Quando la neve si posa su ogni angolo della montagna, il silenzio diventa ovattato, quasi surreale: la Val Roseg si trasforma in un angolo ideale per chi ama immergersi nella natura con le ciaspole. Questa valle laterale dell’Engadina, nascosta dietro Pontresina, nel Canton Grigioni, si trova ai piedi del massiccio del Bernina – una delle catene montuose più maestose delle Alpi orientali. In inverno, vietando il traffico privato, si crea un’atmosfera davvero tranquilla e priva di rumori. Così, perfetta anche per chi si avvicina per la prima volta alle escursioni sulla neve.
Il sentiero segue perlopiù il fondovalle, con pendenze dolci e regolari, tra boschi di conifere e spazi aperti ricoperti di neve, con viste spettacolari sulle cime che dominano il paesaggio. Non è solo un percorso per i più esperti, dato che anche famiglie e principianti lo trovano adatto – un dettaglio che molti sottovalutano quando cercano una meta per attività invernali.
Pontresina come punto di partenza e come capitale della mobilità sostenibile
Pontresina sorge a circa 1800 metri e rappresenta il punto di accesso principale alla Val Roseg. Il paese è ben inserito in una rete ferroviaria efficiente, con la celebre Ferrovia Retica che collega Pontresina a Sankt Moritz attraverso il famoso “trenino rosso del Bernina”. Così, si evita l’uso dell’auto privata, riducendo l’impatto ambientale. Ecco perché il primo contatto con i paesaggi alpini avviene già durante il viaggio.
Anche nel pieno dell’inverno raggiungere Pontresina con i mezzi pubblici è agevole. Parcheggi a pagamento si trovano vicino alla stazione, utili per chi arriva in auto. Da qui partono numerosi sentieri ben segnalati verso la Val Roseg, che facilitano l’organizzazione dell’escursione. La camminata può iniziare con una sensazione di sicurezza e comodità senza doversi preoccupare troppo di strade ghiacciate o dell’auto, un aspetto spesso apprezzato dai visitatori.
L’itinerario in Val Roseg, tra tracciati principali e varianti nel bosco
Di solito, il percorso di riferimento segue una strada battuta, che si sviluppa dolcemente lungo il fondovalle. Utilizzata non solo da chi cammina con le ciaspole, ma anche da sciatori di fondo e slitte trainate da cavalli, richiede rispetto e attenzione al ritmo per non intralciarsi a vicenda. Il risultato è un’atmosfera raccolta e ordinata – cosa che si ritrova spesso nei sentieri alpini invernali.
Per chi vuole qualcosa di più immersivo, vi sono varianti sul versante destro della valle, nei boschi. Percorsi che consentono un contatto più diretto con la natura e sono accessibili con le racchette da neve.

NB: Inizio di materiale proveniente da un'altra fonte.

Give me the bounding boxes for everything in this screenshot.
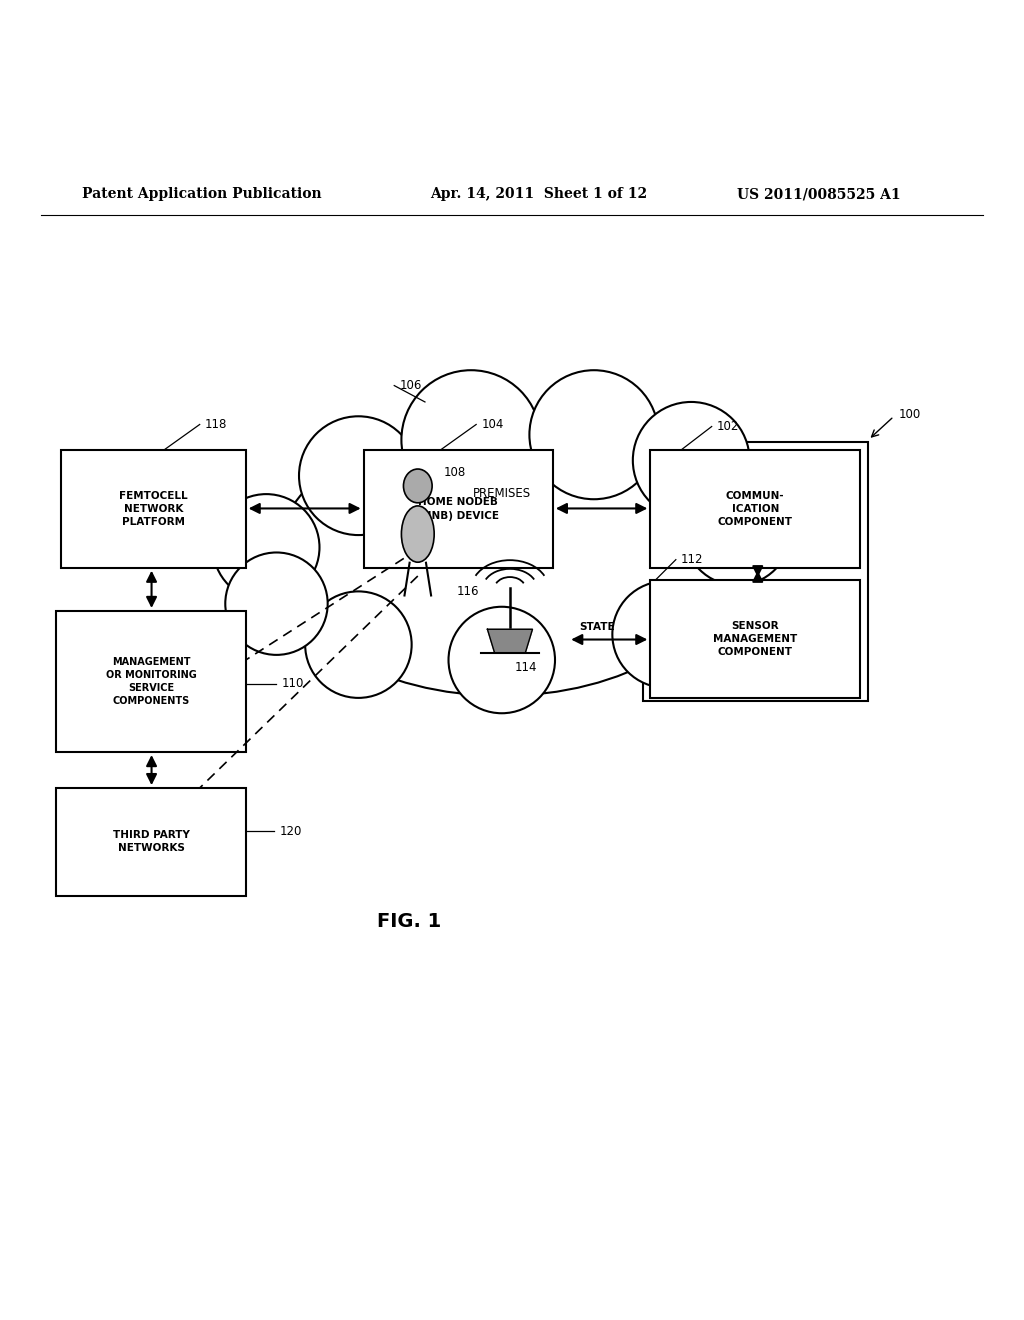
Ellipse shape	[276, 420, 727, 696]
Circle shape	[612, 581, 719, 688]
Ellipse shape	[403, 469, 432, 503]
Text: COMMUN-
ICATION
COMPONENT: COMMUN- ICATION COMPONENT	[718, 491, 793, 527]
Text: HOME NODEB
(HNB) DEVICE: HOME NODEB (HNB) DEVICE	[418, 498, 499, 520]
Text: 120: 120	[280, 825, 302, 837]
Text: MANAGEMENT
OR MONITORING
SERVICE
COMPONENTS: MANAGEMENT OR MONITORING SERVICE COMPONE…	[105, 657, 197, 706]
Text: US 2011/0085525 A1: US 2011/0085525 A1	[737, 187, 901, 201]
Text: 106: 106	[399, 379, 422, 392]
Text: Apr. 14, 2011  Sheet 1 of 12: Apr. 14, 2011 Sheet 1 of 12	[430, 187, 647, 201]
Bar	[364, 450, 553, 568]
Circle shape	[529, 370, 658, 499]
Text: THIRD PARTY
NETWORKS: THIRD PARTY NETWORKS	[113, 830, 189, 853]
Text: 118: 118	[205, 418, 227, 430]
Circle shape	[401, 370, 541, 510]
Bar	[650, 450, 860, 568]
Ellipse shape	[401, 506, 434, 562]
Circle shape	[299, 416, 418, 535]
Circle shape	[305, 591, 412, 698]
Polygon shape	[487, 630, 532, 653]
Text: 102: 102	[717, 420, 739, 433]
Circle shape	[449, 607, 555, 713]
Text: FEMTOCELL
NETWORK
PLATFORM: FEMTOCELL NETWORK PLATFORM	[119, 491, 188, 527]
Text: FIG. 1: FIG. 1	[378, 912, 441, 931]
Text: 104: 104	[481, 418, 504, 430]
Text: SENSOR
MANAGEMENT
COMPONENT: SENSOR MANAGEMENT COMPONENT	[713, 620, 798, 657]
Bar	[61, 450, 246, 568]
Circle shape	[633, 403, 750, 519]
Text: STATE: STATE	[580, 622, 614, 632]
Circle shape	[225, 553, 328, 655]
Bar	[56, 788, 246, 895]
Circle shape	[213, 494, 319, 601]
Bar	[650, 579, 860, 698]
Text: 112: 112	[681, 553, 703, 566]
Text: 108: 108	[443, 466, 466, 479]
Text: 110: 110	[282, 677, 304, 690]
Bar	[643, 442, 868, 701]
Text: 116: 116	[457, 585, 479, 598]
Circle shape	[684, 479, 791, 585]
Text: Patent Application Publication: Patent Application Publication	[82, 187, 322, 201]
Text: PREMISES: PREMISES	[473, 487, 530, 499]
Text: 114: 114	[515, 661, 538, 673]
Text: 100: 100	[899, 408, 922, 421]
Bar	[56, 611, 246, 752]
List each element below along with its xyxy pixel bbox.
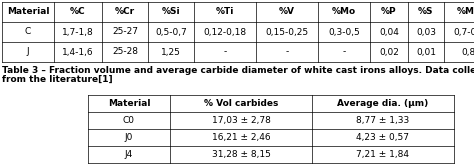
- Text: 0,03: 0,03: [416, 28, 436, 36]
- Text: J4: J4: [125, 150, 133, 159]
- Text: % Vol carbides: % Vol carbides: [204, 99, 278, 108]
- Text: J0: J0: [125, 133, 133, 142]
- Text: from the literature[1]: from the literature[1]: [2, 75, 113, 84]
- Text: 1,4-1,6: 1,4-1,6: [62, 48, 94, 56]
- Text: 0,02: 0,02: [379, 48, 399, 56]
- Text: 8,77 ± 1,33: 8,77 ± 1,33: [356, 116, 410, 125]
- Text: Table 3 – Fraction volume and average carbide diameter of white cast irons alloy: Table 3 – Fraction volume and average ca…: [2, 66, 474, 75]
- Text: 0,15-0,25: 0,15-0,25: [265, 28, 309, 36]
- Text: %Mo: %Mo: [332, 7, 356, 16]
- Text: %Mn: %Mn: [457, 7, 474, 16]
- Text: 16,21 ± 2,46: 16,21 ± 2,46: [212, 133, 270, 142]
- Text: 0,04: 0,04: [379, 28, 399, 36]
- Text: 25-28: 25-28: [112, 48, 138, 56]
- Text: C: C: [25, 28, 31, 36]
- Text: %C: %C: [70, 7, 86, 16]
- Text: 25-27: 25-27: [112, 28, 138, 36]
- Text: 0,01: 0,01: [416, 48, 436, 56]
- Text: 7,21 ± 1,84: 7,21 ± 1,84: [356, 150, 410, 159]
- Text: 1,25: 1,25: [161, 48, 181, 56]
- Text: 4,23 ± 0,57: 4,23 ± 0,57: [356, 133, 410, 142]
- Text: C0: C0: [123, 116, 135, 125]
- Text: 0,12-0,18: 0,12-0,18: [203, 28, 246, 36]
- Text: %Cr: %Cr: [115, 7, 135, 16]
- Text: 0,3-0,5: 0,3-0,5: [328, 28, 360, 36]
- Text: -: -: [223, 48, 227, 56]
- Text: -: -: [285, 48, 289, 56]
- Text: Average dia. (μm): Average dia. (μm): [337, 99, 428, 108]
- Text: 0,7-0,9: 0,7-0,9: [453, 28, 474, 36]
- Text: %V: %V: [279, 7, 295, 16]
- Text: 0,5-0,7: 0,5-0,7: [155, 28, 187, 36]
- Text: 0,8: 0,8: [462, 48, 474, 56]
- Text: 31,28 ± 8,15: 31,28 ± 8,15: [211, 150, 271, 159]
- Text: J: J: [27, 48, 29, 56]
- Text: Material: Material: [7, 7, 49, 16]
- Text: 17,03 ± 2,78: 17,03 ± 2,78: [211, 116, 271, 125]
- Text: Material: Material: [108, 99, 150, 108]
- Text: -: -: [342, 48, 346, 56]
- Text: %Ti: %Ti: [216, 7, 234, 16]
- Text: %Si: %Si: [162, 7, 180, 16]
- Text: %S: %S: [418, 7, 434, 16]
- Text: %P: %P: [381, 7, 397, 16]
- Text: 1,7-1,8: 1,7-1,8: [62, 28, 94, 36]
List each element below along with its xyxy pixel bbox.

Qui, i dislivelli sono minimi, ideale per chi non ha molta esperienza e preferisce mantenere un passo rilassato. Ascoltando chi vive in città, emerge spesso che questi passaggi sono perfetti per confrontarsi con il paesaggio invernale senza complicazioni.

Un contesto naturale poco alterato e destinazioni lungo il percorso
La Val Roseg offre un ambiente naturale di grande valore, poco modificato dall’uomo. Nel corso delle escursioni invernali è comune osservare piccoli animali, come scoiattoli e uccellini – soprattutto cince e pettirossi – che si avvicinano curiosi alle aree frequentate. Serve un comportamento rispettoso per non disturbarli. In alcune ore, specie mattina o tardo pomeriggio, è possibile scorgere cervi e camosci lungo il fondovalle. Un’esperienza affascinante, da vivere senza invadere il loro spazio.
Dopo circa due ore su un terreno curato, si arriva all’Hotel Roseg Gletscher, intorno ai 2.000 metri. Da qui, una terrazza panoramica regala viste sulle cime del Bernina e sul ghiacciaio del Roseg, un comfort non da poco. A questo punto si può tornare indietro oppure proseguire verso la testa della valle. Chi ha buona preparazione può arrivare al Lago del Ghiacciaio (Lej da Vadret), a 2.161 metri, che richiede almeno un’ora e un quarto in più con un dislivello di circa 160 metri.
Le condizioni del percorso dipendono molto dalla neve e dal meteo, da valutare con attenzione per la sicurezza. Nel complesso, la ciaspolata in Val Roseg – diciamo – è una delle escursioni invernali più accessibili in Engadina: difficoltà tecnica contenuta, ottimi servizi e natura poco toccata dall’uomo. Questo equilibrio fa della valle una meta apprezzata da chi cerca un’esperienza semplice e autentica, lontano dalle complicazioni e dal turismo di massa.